Dans une structure, l'interstice n'est pas un vide inutile. C'est l'espace nécessaire entre deux blocs de pierre pour que le mortier prenne. Sans cet écart, l'édifice est rigide, cassant, invivable.
Le laboratoire fonctionne sur cette mécanique. 90 minutes de rupture volontaire. On ne vient pas pour occuper l'espace, mais pour habiter l'écart. C'est un exercice de maçonnerie intellectuelle brute : on dépose les statuts à la porte pour ne garder que l'outil : la parole.
Pas de hiérarchie, pas de public, pas de témoin.

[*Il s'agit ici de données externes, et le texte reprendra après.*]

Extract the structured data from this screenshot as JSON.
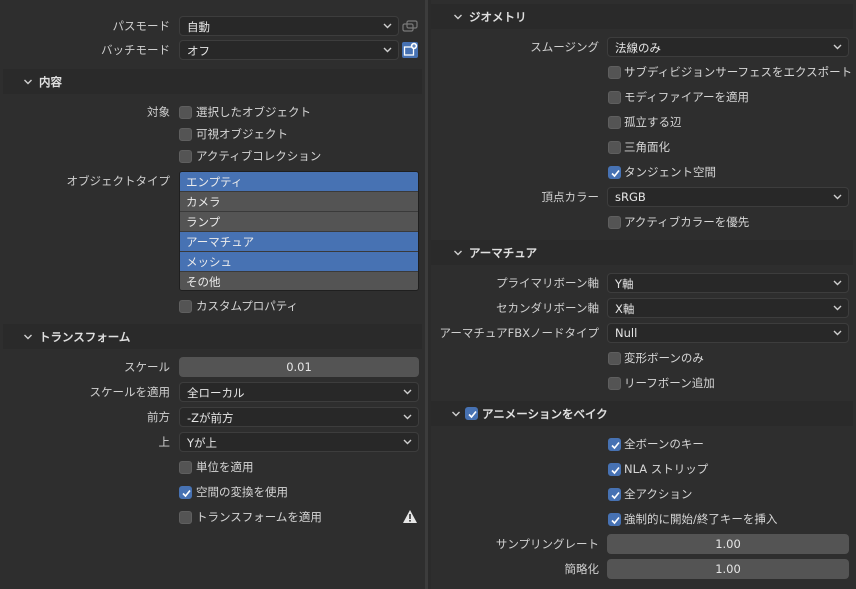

La règle du jeu est le liant : une écoute totale pour comprendre l'autre, une discipline de fer pour protéger le groupe, et la discrétion absolue pour libérer le propos. Ici, l'idée est une brique que l'on pose ensemble. On ne cherche pas à avoir raison, on cherche à construire une pensée qui n'existait pas avant d'entrer.
Réconcilier le rêve et l'action.
L’idéalisme naïf (l'utopie sans action) Le pragmatisme cynique (l'action sans idéal)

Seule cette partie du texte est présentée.